D.  L’historique législatif

[31]      Bien que je sois certain de la clarté de l’intention du législateur relativement à l’objet de l’alinéa 231.1(1)a), l’historique législatif de cette disposition dissipe tout doute possible.

[32]      L’alinéa 231.1(1)a) (et l’article 231.1 dans son ensemble) résulte de modifications à la Loi en 1986, qui visaient à ce « que soient clairement indiquées les limites des pouvoirs d’application de la Loi de Revenu Canada » : voir le document du ministère des Finances,  Notes techniques relatives au projet de loi modifiant la Loi de l’impôt sur le revenu et d’autres lois connexes  [par M. Wilson] (novembre 1985), aux pages 143 et 144. Le prédécesseur du paragraphe 231.1(1) actuel (qui était alors l’article 231 [de la Loi de l’impôt sur le revenu, S.C. 1970-71-72, ch. 63]) était rédigé ainsi :

 

     231. (1) Toute personne qui y est autorisée par le Ministre, pour toute fin relative à l’application ou à l’exécution de la présente loi, peut, en tout temps raisonnable, pénétrer dans tous lieux ou endroits dans lesquels l’entreprise est exploitée ou des biens sont gardés, ou dans lesquels il se fait quelque chose se rapportant à des affaires quelconques, ou dans lesquels sont ou devraient être tenus des livres ou registres, et

a) vérifier ou examiner les livres et registres, et tout compte, pièce justificative, lettre, télégramme ou autre document qui se rapporte ou qui peut se rapporter aux renseignements qui se trouvent ou devraient se trouver dans les livres ou registres, ou le montant de l’impôt exigible en vertu de la présente loi,

b) examiner les biens décrits dans un inventaire ou tous biens, procédés ou matière dont l’examen peut, à son avis, lui aider à déterminer l’exactitude d’un inventaire ou à contrôler les renseignements qui se trouvent ou devraient se trouver dans les livres ou registres, ou le montant de tout impôt exigible en vertu de la présente loi,

c) obliger le propriétaire ou le gérant des biens ou de l’entreprise et toute autre personne présente sur les lieux de lui prêter toute aide raisonnable dans sa vérification ou son examen, et de répondre à toutes questions appropriées se rapportant à la vérification ou à l’examen, soit oralement, soit, si cette personne l’exige, par écrit, sous serment ou par déclaration exigée par la loi et, à cette fin, obliger le propriétaire ou le gérant de l’accompagner sur les lieux, et

d) si, au cours d’une vérification ou d’un examen, il lui semble qu’une infraction à la présente loi ou à un règlement a été commise, cette personne autorisée peut saisir et emporter tous documents, registres, livres, pièces ou choses qui peuvent être requis comme preuves de l’infraction à toute disposition de la présente loi ou d’un règlement. [Non souligné dans l’original.]

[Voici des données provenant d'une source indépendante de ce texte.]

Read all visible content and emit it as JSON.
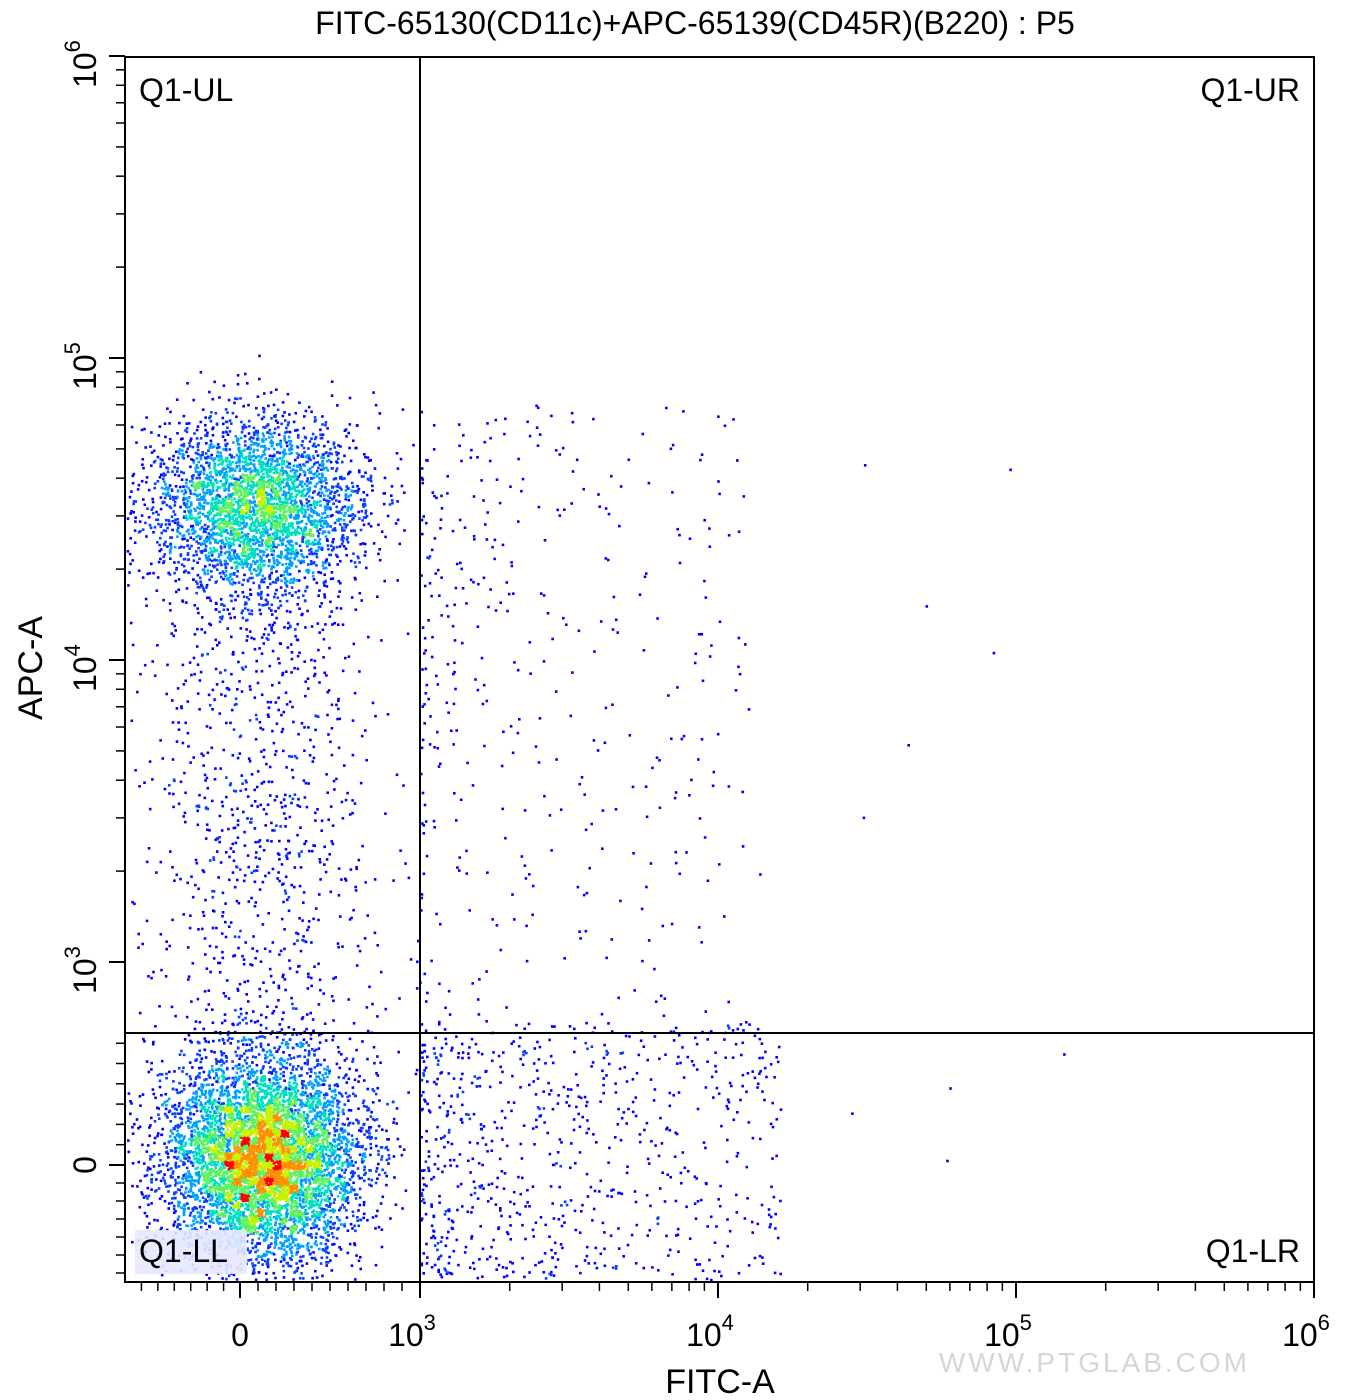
{
  "chart_data": {
    "type": "scatter",
    "title": "FITC-65130(CD11c)+APC-65139(CD45R)(B220) : P5",
    "xlabel": "FITC-A",
    "ylabel": "APC-A",
    "x_scale": "biexponential",
    "y_scale": "biexponential",
    "xlim": [
      -700,
      1000000
    ],
    "ylim": [
      -650,
      1000000
    ],
    "x_ticks": [
      {
        "value": 0,
        "base": "0",
        "exp": ""
      },
      {
        "value": 1000,
        "base": "10",
        "exp": "3"
      },
      {
        "value": 10000,
        "base": "10",
        "exp": "4"
      },
      {
        "value": 100000,
        "base": "10",
        "exp": "5"
      },
      {
        "value": 1000000,
        "base": "10",
        "exp": "6"
      }
    ],
    "y_ticks": [
      {
        "value": 0,
        "base": "0",
        "exp": ""
      },
      {
        "value": 1000,
        "base": "10",
        "exp": "3"
      },
      {
        "value": 10000,
        "base": "10",
        "exp": "4"
      },
      {
        "value": 100000,
        "base": "10",
        "exp": "5"
      },
      {
        "value": 1000000,
        "base": "10",
        "exp": "6"
      }
    ],
    "gates": {
      "x_threshold": 1000,
      "y_threshold": 650
    },
    "quadrants": [
      {
        "id": "ul",
        "label": "Q1-UL",
        "position": "top-left"
      },
      {
        "id": "ur",
        "label": "Q1-UR",
        "position": "top-right"
      },
      {
        "id": "ll",
        "label": "Q1-LL",
        "position": "bottom-left"
      },
      {
        "id": "lr",
        "label": "Q1-LR",
        "position": "bottom-right"
      }
    ],
    "populations": [
      {
        "name": "",
        "quadrant": "ll",
        "center_x": 120,
        "center_y": 30,
        "peak_density": "high"
      },
      {
        "name": "",
        "quadrant": "ul",
        "center_x": 80,
        "center_y": 33000,
        "peak_density": "medium"
      }
    ],
    "density_colors": [
      "#0000ff",
      "#0a3cff",
      "#00a0ff",
      "#00e0c0",
      "#60f060",
      "#c8f000",
      "#ff9000",
      "#ff0000"
    ],
    "grid": false
  },
  "watermark": "WWW.PTGLAB.COM"
}
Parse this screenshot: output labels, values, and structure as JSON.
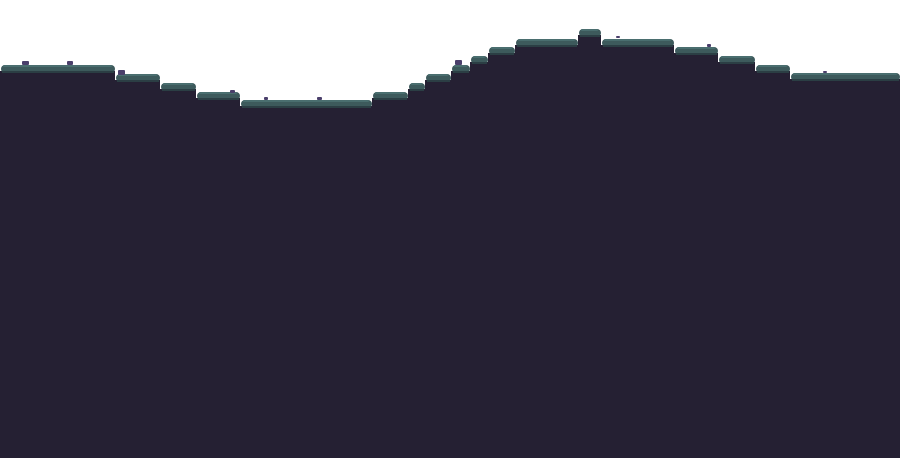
{
  "scene": {
    "colors": {
      "sky": "#ffffff",
      "ground": "#252033",
      "grass": "#3d5a5c",
      "grass_highlight": "#4a6e6f",
      "grass_shadow": "#2b3e44",
      "pebble": "#4a3f6b"
    }
  }
}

[33]      L’élimination du mot « oralement » de l’obligation de répondre à toutes les questions appropriées « se rapportant à la vérification » et l’élimination de l’obligation de fournir des réponses sous serment ou par déclaration exigée par la loi parlent d’elles-mêmes. L’introduction simultanée de pouvoirs explicites d’enquête à l’article 231.4 est également significative. Cette nouvelle disposition établit une procédure pour désigner un président d’enquête (paragraphe 231.4(2)), les pouvoirs du président d’enquête (paragraphe 231.4(3)), les droits des témoins à l’enquête (paragraphe 231.4(5)) et les droits des personnes dont les affaires donnent lieu à enquête (paragraphe 231.4(6)).

[34]      À la lumière de cet historique législatif, je ne suis pas d’accord avec l’observation du ministre que le mot « vérifier » à l’alinéa 231.1(1)a) confère lui-même un pouvoir général d’exiger des réponses orales relativement aux obligations fiscales. Il en résulterait un pouvoir considérablement plus large que celui décrit à l’article 231.4, dépouillé des protections procédurales, ce qui serait contraire à l’intention du législateur.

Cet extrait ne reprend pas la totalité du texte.